Cada uno de sus pasos levantaba una
pequeña nube de polvo. No obstante, al mirar atrás observó como cientos de otros
pasos generaban una tormenta de polvo a sus espaldas. Los muertos chocaban
contra la valla metálica, caían de bruces al suelo y luego se levantaban con
sus rostros empolvados, gruñendo y corriendo tras sus pasos.
-¡Hijos de puta! -gritó
Marcos con el río por delante y sus sonidos guturales en el aire.
El río estaba cerca, pero
también lo estaban ellos. Marcos sentía un ardor en sus pulmones que amagaba
con detener su organismo por completo y sus piernas eran ya algo ajeno a su
cuerpo. Una vez más le invadió aquel sentimiento suicida; la solución fácil,
dejarse caer y que todo terminara. Pero Marcos había aprendido su lección y,
además, John no podía rescatarle esta vez.
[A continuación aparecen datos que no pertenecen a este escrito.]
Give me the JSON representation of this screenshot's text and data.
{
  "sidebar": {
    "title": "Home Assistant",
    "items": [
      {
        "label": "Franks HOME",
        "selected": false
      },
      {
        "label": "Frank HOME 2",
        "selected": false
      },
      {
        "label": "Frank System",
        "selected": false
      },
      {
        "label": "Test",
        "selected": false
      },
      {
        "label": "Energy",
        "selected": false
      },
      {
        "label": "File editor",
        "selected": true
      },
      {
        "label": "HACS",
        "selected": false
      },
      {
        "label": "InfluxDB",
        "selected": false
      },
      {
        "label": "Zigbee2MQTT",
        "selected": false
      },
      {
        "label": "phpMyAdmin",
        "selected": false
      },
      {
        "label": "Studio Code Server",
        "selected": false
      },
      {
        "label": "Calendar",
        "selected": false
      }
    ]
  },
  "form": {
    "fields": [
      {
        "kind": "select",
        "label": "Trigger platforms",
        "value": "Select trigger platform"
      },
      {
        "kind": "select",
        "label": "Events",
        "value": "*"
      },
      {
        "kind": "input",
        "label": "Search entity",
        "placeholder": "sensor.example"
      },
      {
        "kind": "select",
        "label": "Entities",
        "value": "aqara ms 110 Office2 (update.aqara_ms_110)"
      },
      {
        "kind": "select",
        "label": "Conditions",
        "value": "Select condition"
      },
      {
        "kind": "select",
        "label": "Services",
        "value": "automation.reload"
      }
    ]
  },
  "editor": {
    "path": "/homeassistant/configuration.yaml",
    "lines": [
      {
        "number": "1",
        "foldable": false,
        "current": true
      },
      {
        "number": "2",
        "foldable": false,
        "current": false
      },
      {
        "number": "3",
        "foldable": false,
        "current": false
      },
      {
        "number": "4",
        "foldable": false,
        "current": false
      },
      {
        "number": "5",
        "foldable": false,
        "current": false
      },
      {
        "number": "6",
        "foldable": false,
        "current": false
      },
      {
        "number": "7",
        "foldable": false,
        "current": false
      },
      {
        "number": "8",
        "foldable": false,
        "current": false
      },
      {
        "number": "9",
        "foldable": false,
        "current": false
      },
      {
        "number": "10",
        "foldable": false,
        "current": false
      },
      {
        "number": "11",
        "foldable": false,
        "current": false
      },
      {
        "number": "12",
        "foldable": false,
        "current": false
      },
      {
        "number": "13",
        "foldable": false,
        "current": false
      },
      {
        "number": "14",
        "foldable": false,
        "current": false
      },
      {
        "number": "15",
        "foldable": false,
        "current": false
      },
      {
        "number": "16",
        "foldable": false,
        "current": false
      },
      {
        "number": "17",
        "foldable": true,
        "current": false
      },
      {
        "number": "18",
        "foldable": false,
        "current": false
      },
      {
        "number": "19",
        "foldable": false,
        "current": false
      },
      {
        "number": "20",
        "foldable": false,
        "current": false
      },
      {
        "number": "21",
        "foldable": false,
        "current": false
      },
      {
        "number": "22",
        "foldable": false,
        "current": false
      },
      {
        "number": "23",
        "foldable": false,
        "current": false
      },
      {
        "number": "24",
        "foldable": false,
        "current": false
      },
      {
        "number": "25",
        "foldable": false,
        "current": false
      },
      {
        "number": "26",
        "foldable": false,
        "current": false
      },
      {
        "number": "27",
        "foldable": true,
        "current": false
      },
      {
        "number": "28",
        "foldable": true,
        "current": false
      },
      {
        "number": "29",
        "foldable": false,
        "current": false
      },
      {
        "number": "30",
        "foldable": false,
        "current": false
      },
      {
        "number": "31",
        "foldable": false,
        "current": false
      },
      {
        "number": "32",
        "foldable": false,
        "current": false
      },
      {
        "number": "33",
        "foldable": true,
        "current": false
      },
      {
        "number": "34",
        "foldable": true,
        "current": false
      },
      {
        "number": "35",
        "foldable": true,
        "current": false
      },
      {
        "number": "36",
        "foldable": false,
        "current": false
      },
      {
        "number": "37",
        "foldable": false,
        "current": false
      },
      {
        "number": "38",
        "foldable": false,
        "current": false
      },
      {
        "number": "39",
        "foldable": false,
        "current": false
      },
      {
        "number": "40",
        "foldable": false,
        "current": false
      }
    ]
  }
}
La luna le iluminaba escasamente el camino, por tal razón Marcos no pudo ver la roca con la que tropezó a escasos
20 metros del río. El polvo le cegó los ojos por unos instantes, pero eso no impidió
que se pusiera de pie. Enseguida sintió como la sangre se le subía a la cabeza. Mareado, iba a retomar la carrera cuando sintió unas uñas largas en su omóplato; se giró pero no pudo ver nada, esperaba sentir algunos dientes hincándose
en alguna parte de su cuerpo, pero no fue así. “¿Tropezaría el zombie con la
misma piedra?” se preguntó mientras continuaba la carrera.
El Manzanares estaba a
apenas unos pasos. Los gemidos eran ensordecedores, las criaturas sentían que
su cena se les escapaba. Con el cuerpo adormecido, Marcos miró por última vez
hacia atrás -el infectado más cerca estaba a unos cinco metros- y se lanzó al
río. Las aguas del Manzanares no son profundas en absoluto y Marcos se encontró
arrastrando sus pies pesados en una superficie arenosa y rocosa, con agua hasta
la cintura. [Splash] Los muertos comenzaban a adentrarse en el agua.
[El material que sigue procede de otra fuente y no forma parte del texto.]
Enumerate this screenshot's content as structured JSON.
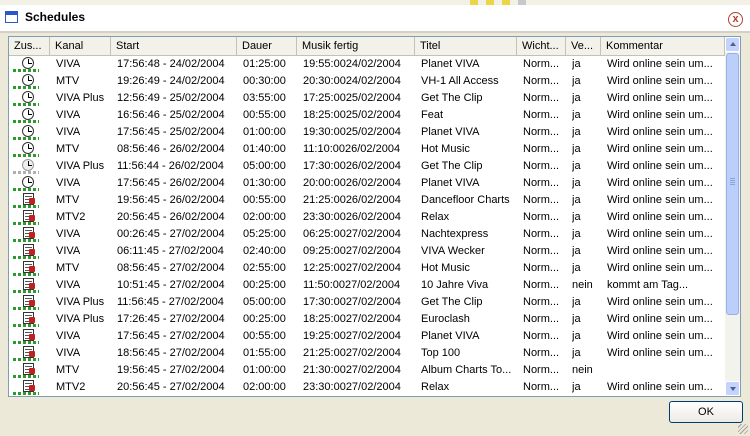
{
  "window": {
    "title": "Schedules",
    "close_glyph": "x"
  },
  "table": {
    "columns": [
      "Zus...",
      "Kanal",
      "Start",
      "Dauer",
      "Musik fertig",
      "Titel",
      "Wicht...",
      "Ve...",
      "Kommentar"
    ],
    "rows": [
      {
        "icon": "clock-icon",
        "cells": [
          "VIVA",
          "17:56:48 - 24/02/2004",
          "01:25:00",
          "19:55:0024/02/2004",
          "Planet VIVA",
          "Norm...",
          "ja",
          "Wird online sein um..."
        ]
      },
      {
        "icon": "clock-icon",
        "cells": [
          "MTV",
          "19:26:49 - 24/02/2004",
          "00:30:00",
          "20:30:0024/02/2004",
          "VH-1 All Access",
          "Norm...",
          "ja",
          "Wird online sein um..."
        ]
      },
      {
        "icon": "clock-icon",
        "cells": [
          "VIVA Plus",
          "12:56:49 - 25/02/2004",
          "03:55:00",
          "17:25:0025/02/2004",
          "Get The Clip",
          "Norm...",
          "ja",
          "Wird online sein um..."
        ]
      },
      {
        "icon": "clock-icon",
        "cells": [
          "VIVA",
          "16:56:46 - 25/02/2004",
          "00:55:00",
          "18:25:0025/02/2004",
          "Feat",
          "Norm...",
          "ja",
          "Wird online sein um..."
        ]
      },
      {
        "icon": "clock-icon",
        "cells": [
          "VIVA",
          "17:56:45 - 25/02/2004",
          "01:00:00",
          "19:30:0025/02/2004",
          "Planet VIVA",
          "Norm...",
          "ja",
          "Wird online sein um..."
        ]
      },
      {
        "icon": "clock-icon",
        "cells": [
          "MTV",
          "08:56:46 - 26/02/2004",
          "01:40:00",
          "11:10:0026/02/2004",
          "Hot Music",
          "Norm...",
          "ja",
          "Wird online sein um..."
        ]
      },
      {
        "icon": "clock-grey-icon",
        "cells": [
          "VIVA Plus",
          "11:56:44 - 26/02/2004",
          "05:00:00",
          "17:30:0026/02/2004",
          "Get The Clip",
          "Norm...",
          "ja",
          "Wird online sein um..."
        ]
      },
      {
        "icon": "clock-icon",
        "cells": [
          "VIVA",
          "17:56:45 - 26/02/2004",
          "01:30:00",
          "20:00:0026/02/2004",
          "Planet VIVA",
          "Norm...",
          "ja",
          "Wird online sein um..."
        ]
      },
      {
        "icon": "document-icon",
        "cells": [
          "MTV",
          "19:56:45 - 26/02/2004",
          "00:55:00",
          "21:25:0026/02/2004",
          "Dancefloor Charts",
          "Norm...",
          "ja",
          "Wird online sein um..."
        ]
      },
      {
        "icon": "document-icon",
        "cells": [
          "MTV2",
          "20:56:45 - 26/02/2004",
          "02:00:00",
          "23:30:0026/02/2004",
          "Relax",
          "Norm...",
          "ja",
          "Wird online sein um..."
        ]
      },
      {
        "icon": "document-icon",
        "cells": [
          "VIVA",
          "00:26:45 - 27/02/2004",
          "05:25:00",
          "06:25:0027/02/2004",
          "Nachtexpress",
          "Norm...",
          "ja",
          "Wird online sein um..."
        ]
      },
      {
        "icon": "document-icon",
        "cells": [
          "VIVA",
          "06:11:45 - 27/02/2004",
          "02:40:00",
          "09:25:0027/02/2004",
          "VIVA Wecker",
          "Norm...",
          "ja",
          "Wird online sein um..."
        ]
      },
      {
        "icon": "document-icon",
        "cells": [
          "MTV",
          "08:56:45 - 27/02/2004",
          "02:55:00",
          "12:25:0027/02/2004",
          "Hot Music",
          "Norm...",
          "ja",
          "Wird online sein um..."
        ]
      },
      {
        "icon": "document-icon",
        "cells": [
          "VIVA",
          "10:51:45 - 27/02/2004",
          "00:25:00",
          "11:50:0027/02/2004",
          "10 Jahre Viva",
          "Norm...",
          "nein",
          "kommt am Tag..."
        ]
      },
      {
        "icon": "document-icon",
        "cells": [
          "VIVA Plus",
          "11:56:45 - 27/02/2004",
          "05:00:00",
          "17:30:0027/02/2004",
          "Get The Clip",
          "Norm...",
          "ja",
          "Wird online sein um..."
        ]
      },
      {
        "icon": "document-icon",
        "cells": [
          "VIVA Plus",
          "17:26:45 - 27/02/2004",
          "00:25:00",
          "18:25:0027/02/2004",
          "Euroclash",
          "Norm...",
          "ja",
          "Wird online sein um..."
        ]
      },
      {
        "icon": "document-icon",
        "cells": [
          "VIVA",
          "17:56:45 - 27/02/2004",
          "00:55:00",
          "19:25:0027/02/2004",
          "Planet VIVA",
          "Norm...",
          "ja",
          "Wird online sein um..."
        ]
      },
      {
        "icon": "document-icon",
        "cells": [
          "VIVA",
          "18:56:45 - 27/02/2004",
          "01:55:00",
          "21:25:0027/02/2004",
          "Top 100",
          "Norm...",
          "ja",
          "Wird online sein um..."
        ]
      },
      {
        "icon": "document-icon",
        "cells": [
          "MTV",
          "19:56:45 - 27/02/2004",
          "01:00:00",
          "21:30:0027/02/2004",
          "Album Charts To...",
          "Norm...",
          "nein",
          ""
        ]
      },
      {
        "icon": "document-icon",
        "cells": [
          "MTV2",
          "20:56:45 - 27/02/2004",
          "02:00:00",
          "23:30:0027/02/2004",
          "Relax",
          "Norm...",
          "ja",
          "Wird online sein um..."
        ]
      }
    ]
  },
  "buttons": {
    "ok_label": "OK"
  }
}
Sin atreverse a mirar atrás,
Marcos continuó levantando sus pies de plomo una y otra vez. No tenía ni frío
ni calor. Ya no pensaba en su supervivencia. Ya no pensaba. Su cuerpo se movía
por motu proprio hacia delante, mientras
que su mente ya se había trasladado a la
otra orilla, a salvo. Se movía sin expresión alguna, sus piernas provocaban
pequeños oleajes y sus brazos salpicaban su cara y su cabello con gotas de agua
en las que se reflejaba la luna. A sus espaldas se podía oír un ruido similar al
de varios cocodrilos agitándose en el
agua.
De repente su pierna derecha
se detuvo; había pisado terra firma. Como si le hubiesen practicado un electrochoque, Marcos volvió en sí. Posó sus manos sobre las rodillas y miró de
reojo al río. Los muertos se caían constantemente, algunos incluso flotaban a
la deriva -al parecer ahogados-. Ninguno había podido superar los primeros
metros siquiera. Gruñían, gemían y extendían sus brazos al cielo con sus ojos
clavados en él. Chapoteaban, se subían unos encima de otros, pero no conseguían
avanzar.
Marcos se erigió con una
sonrisa en sus labios y después de escupir un hilo pegajoso de saliva, exclamó:
-¡Hijos de puta! -y se
desplomó en el suelo.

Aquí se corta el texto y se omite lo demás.